For someone who tends to be more talkative than most I’m not really sure where to start. How do you put into words the spectacular sights and feelings of one of the Seven Wonders of the World? I’m not really sure I could have explained beforehand what I was most looking forward to about seeing Machu Picchu. After having been to the ancient city, I will tell you that very few experiences, if any, can match the time we spent in Machu Picchu.
To give you a little background, the ancient city of Machu Picchu was created by the Quechua people. Most people think the Inca’s were the builders of the city, when in reality the word INCA means King. There were only 14 INCA’s, which ruled over a vast territory that had been conquered over a long period of time. It is believed that the city was created as a holy place due to it closeness to the gods (on top of a mountain). This is supported by the numerous temples and holy spaces in the city. After having stood in the city, I can understand why they would have believed this. There is an amazing feeling when at Machu Picchu. You not only feel overwhelmed by the vast spaces and depth of the mountains, but also a tremendous feeling of being on the top of the world. There were quite a number of people who said they were experiencing feelings of vertigo, but I believe it is more than that. There is something truly moving about being in a place where past meets the present from a remarkable vista.

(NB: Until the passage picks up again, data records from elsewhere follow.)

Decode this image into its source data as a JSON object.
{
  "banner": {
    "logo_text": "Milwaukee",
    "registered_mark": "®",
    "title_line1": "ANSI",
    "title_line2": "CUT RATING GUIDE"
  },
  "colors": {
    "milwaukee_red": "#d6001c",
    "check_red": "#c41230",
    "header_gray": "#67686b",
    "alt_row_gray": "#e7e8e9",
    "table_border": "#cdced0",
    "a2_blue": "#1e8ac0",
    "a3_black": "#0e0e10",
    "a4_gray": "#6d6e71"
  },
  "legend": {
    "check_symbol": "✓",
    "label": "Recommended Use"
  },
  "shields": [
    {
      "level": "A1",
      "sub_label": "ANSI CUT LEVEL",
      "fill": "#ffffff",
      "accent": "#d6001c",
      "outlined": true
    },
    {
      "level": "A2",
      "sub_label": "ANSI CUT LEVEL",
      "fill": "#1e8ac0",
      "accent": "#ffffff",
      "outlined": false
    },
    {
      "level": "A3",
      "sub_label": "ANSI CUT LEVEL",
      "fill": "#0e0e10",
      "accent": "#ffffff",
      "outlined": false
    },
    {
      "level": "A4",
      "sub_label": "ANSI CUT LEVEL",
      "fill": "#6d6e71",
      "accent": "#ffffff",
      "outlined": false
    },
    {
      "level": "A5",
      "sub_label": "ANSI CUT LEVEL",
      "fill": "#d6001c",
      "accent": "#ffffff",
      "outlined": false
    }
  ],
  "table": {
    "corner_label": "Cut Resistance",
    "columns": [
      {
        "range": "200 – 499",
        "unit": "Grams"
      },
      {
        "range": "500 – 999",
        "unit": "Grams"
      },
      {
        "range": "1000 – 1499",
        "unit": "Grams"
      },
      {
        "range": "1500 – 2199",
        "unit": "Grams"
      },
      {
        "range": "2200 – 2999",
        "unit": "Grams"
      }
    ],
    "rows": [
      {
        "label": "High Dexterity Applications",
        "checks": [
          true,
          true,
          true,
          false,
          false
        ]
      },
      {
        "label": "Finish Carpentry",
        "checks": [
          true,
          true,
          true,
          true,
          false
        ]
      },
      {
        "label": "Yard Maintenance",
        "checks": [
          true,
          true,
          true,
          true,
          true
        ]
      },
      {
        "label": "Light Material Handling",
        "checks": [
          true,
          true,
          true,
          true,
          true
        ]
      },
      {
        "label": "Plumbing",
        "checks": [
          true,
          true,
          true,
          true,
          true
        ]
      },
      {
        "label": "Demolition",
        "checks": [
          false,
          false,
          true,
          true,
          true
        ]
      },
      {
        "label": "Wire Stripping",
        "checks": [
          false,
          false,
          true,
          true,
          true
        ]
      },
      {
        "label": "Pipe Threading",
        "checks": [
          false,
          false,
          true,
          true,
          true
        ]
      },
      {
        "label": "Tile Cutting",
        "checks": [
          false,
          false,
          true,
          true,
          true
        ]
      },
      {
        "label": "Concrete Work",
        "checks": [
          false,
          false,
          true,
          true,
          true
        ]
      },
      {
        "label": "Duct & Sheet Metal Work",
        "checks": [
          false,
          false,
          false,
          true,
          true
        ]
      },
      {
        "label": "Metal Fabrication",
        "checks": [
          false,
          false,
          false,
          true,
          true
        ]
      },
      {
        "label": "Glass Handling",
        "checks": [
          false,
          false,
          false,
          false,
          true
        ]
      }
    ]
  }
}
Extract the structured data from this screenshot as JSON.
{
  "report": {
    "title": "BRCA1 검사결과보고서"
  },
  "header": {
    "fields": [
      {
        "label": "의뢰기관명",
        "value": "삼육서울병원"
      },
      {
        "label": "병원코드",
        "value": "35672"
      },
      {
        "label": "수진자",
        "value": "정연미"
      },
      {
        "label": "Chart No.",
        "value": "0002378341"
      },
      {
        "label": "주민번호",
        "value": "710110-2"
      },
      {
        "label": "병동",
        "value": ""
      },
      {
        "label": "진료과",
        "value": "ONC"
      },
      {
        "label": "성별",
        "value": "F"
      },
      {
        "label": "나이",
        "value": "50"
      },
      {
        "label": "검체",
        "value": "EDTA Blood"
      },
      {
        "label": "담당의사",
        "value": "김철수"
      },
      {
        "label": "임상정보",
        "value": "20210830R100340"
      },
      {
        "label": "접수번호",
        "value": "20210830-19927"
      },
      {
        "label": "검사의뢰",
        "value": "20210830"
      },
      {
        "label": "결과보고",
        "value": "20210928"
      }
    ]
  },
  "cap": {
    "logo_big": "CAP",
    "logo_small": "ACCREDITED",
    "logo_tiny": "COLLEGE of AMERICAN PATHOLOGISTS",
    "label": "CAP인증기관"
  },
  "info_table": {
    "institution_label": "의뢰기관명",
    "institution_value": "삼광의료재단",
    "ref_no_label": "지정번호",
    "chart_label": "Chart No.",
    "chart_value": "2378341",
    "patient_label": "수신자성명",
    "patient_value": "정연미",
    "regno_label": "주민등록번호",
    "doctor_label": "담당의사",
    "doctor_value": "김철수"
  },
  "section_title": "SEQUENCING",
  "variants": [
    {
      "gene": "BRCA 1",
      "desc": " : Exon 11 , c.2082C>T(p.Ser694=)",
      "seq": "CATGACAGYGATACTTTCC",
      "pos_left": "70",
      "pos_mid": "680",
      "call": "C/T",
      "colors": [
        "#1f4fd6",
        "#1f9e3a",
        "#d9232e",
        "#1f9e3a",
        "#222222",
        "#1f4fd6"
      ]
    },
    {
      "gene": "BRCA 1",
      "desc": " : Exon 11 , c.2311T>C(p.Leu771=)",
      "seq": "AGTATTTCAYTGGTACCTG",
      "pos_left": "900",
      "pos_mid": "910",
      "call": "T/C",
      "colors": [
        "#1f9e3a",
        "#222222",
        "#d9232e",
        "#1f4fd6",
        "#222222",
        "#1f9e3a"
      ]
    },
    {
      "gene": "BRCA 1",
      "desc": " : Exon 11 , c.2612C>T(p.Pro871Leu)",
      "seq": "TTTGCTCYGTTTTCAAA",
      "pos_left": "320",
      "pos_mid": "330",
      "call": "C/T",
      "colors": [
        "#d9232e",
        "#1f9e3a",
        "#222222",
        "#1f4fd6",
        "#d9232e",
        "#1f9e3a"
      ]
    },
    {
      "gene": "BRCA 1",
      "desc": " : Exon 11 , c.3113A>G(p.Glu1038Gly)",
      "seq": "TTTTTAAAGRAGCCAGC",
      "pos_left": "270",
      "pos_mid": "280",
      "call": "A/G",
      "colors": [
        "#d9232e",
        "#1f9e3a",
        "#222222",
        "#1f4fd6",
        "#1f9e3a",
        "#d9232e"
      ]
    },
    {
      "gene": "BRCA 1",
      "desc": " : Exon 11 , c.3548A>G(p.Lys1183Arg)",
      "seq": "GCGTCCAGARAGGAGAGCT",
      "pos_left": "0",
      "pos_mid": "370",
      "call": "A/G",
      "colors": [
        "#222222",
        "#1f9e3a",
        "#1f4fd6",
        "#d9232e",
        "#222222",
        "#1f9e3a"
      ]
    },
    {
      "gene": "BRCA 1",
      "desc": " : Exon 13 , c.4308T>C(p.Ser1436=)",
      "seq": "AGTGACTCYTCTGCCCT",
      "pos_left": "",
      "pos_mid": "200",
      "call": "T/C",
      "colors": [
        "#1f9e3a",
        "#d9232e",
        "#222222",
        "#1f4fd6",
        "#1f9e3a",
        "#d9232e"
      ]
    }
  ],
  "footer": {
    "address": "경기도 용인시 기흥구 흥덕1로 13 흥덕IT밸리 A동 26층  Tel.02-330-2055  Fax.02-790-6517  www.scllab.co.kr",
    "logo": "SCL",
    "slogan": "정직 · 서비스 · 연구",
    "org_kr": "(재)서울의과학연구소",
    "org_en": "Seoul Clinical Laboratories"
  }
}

One of the most amazing things for me personally was the skill and accuracy through which they constructed the city. Using rudimentary tools they were able to create structures that not only withstood the daily elements of rain and wind, but also catastrophic events such as earthquakes. To give you a few quick examples, they chose the location for the city due to the availability of stones and fresh water on top of mountain. The stones typically were huge boulders which were split, smoothed, and moved to make temples, houses, agricultural terraces, staircases, and much more. These “rudimentary” tools and ways were truly amazing. In this particular city archaeologists have found tools made of materials from hundreds of miles away which allowed them to chisel into the granite to create holes and slits for the insertion of wood. They then poured water onto the wood to get the wood to expand. This created enough pressure to make the granite crack and break. These rocks were then smoothed to create prefect joints that created amazing structures without the need for mortar to hold everything in place. Another amazing thing was the “milling” on protruding stones to be rounded for both internal and external use. The externally protruding rounded stones on buildings were used as tie down points for their woven roofs to protect against the strong winds at the top of the mountain. The interior protruding stones were used for hanging items that were relevant for the building; either items for living in a house to more religious items such as clothes or carved items. Additionally, nearly every window and doorway was created with an inward slant to provide stability for earthquakes and natural disasters. Finally, they enclosed the city with tall walls and 2 entrances which could be well protected and had doors that could be locked and opened only from the interior.
Another amazing thing about Machu Picchu is the division of the urban area and the “agricultural” area. There are over 700 terraces which were used to provide food for the city. The pictures really don’t do them justice, but the amount of stone, drainage, and irrigation work was truly amazing.
Providing water to the city was another incredible feat of engineering. The Quechua designed amazing waterways which were carved into the granite to provide water throughout the city. Archaeologists have determined that given the amount of water that the city could produce was able to support around 1,000 people. On our tour it was explained to us that the city probably sustained around 750 people allowing for the additional 200-250 people that would travel with the Inca king when he traveled to the city. Pretty amazing when you think about it. Apparently there was only 1 toilet in the city which was reserved for the king. Everyone else dug little holes to do their business. Interestingly enough, it is believed that this “fertilizer” was harvested after a while and used in the fields.
Given the immensity of our journey, Autumn and I decided to arrive as early as possible. We woke up at 4am and were standing in line at the bus stop at 4:30am to be able to get on the first bus. We were able to get on the first bus and be within the first 20 people into Machu Picchu that day. We chose to head straight to the Sun Gate, which is the first place the sun appears over Machu Picchu. The hike wasn’t easy, but definitely worth it. We arrived right around when the sun came over the mountain and were treated to some amazing, albeit cloudy/foggy, views. The best part was that we only saw three other people on our hike to the Sun Gate and were able to soak in the views just the two of us.
We spent a couple of hours just the two of us before our scheduled tour. All told we spent six hours in Machu Picchu trying to absorb as much of it as we possibly could. We heard that as of January 1st, 2016 they will be restricting access to the city to prevent deterioration, limiting people to 2.5 hours at a time. While it would still be an amazing and worthwhile adventure, we feel incredibly lucky to have been able to explore as much as we did.
As a full disclaimer, I am well aware that my words and even the pictures we post will not do justice to the amazing beauty and wonder that Machu Picchu provides. The experience is worth the trip, the expense, and the early wake-up call. It is truly an indescribable experience that can only be understood while there. If I could make a recommendation, GO. Go now. The world is changing quickly and it should be experienced before it is too late.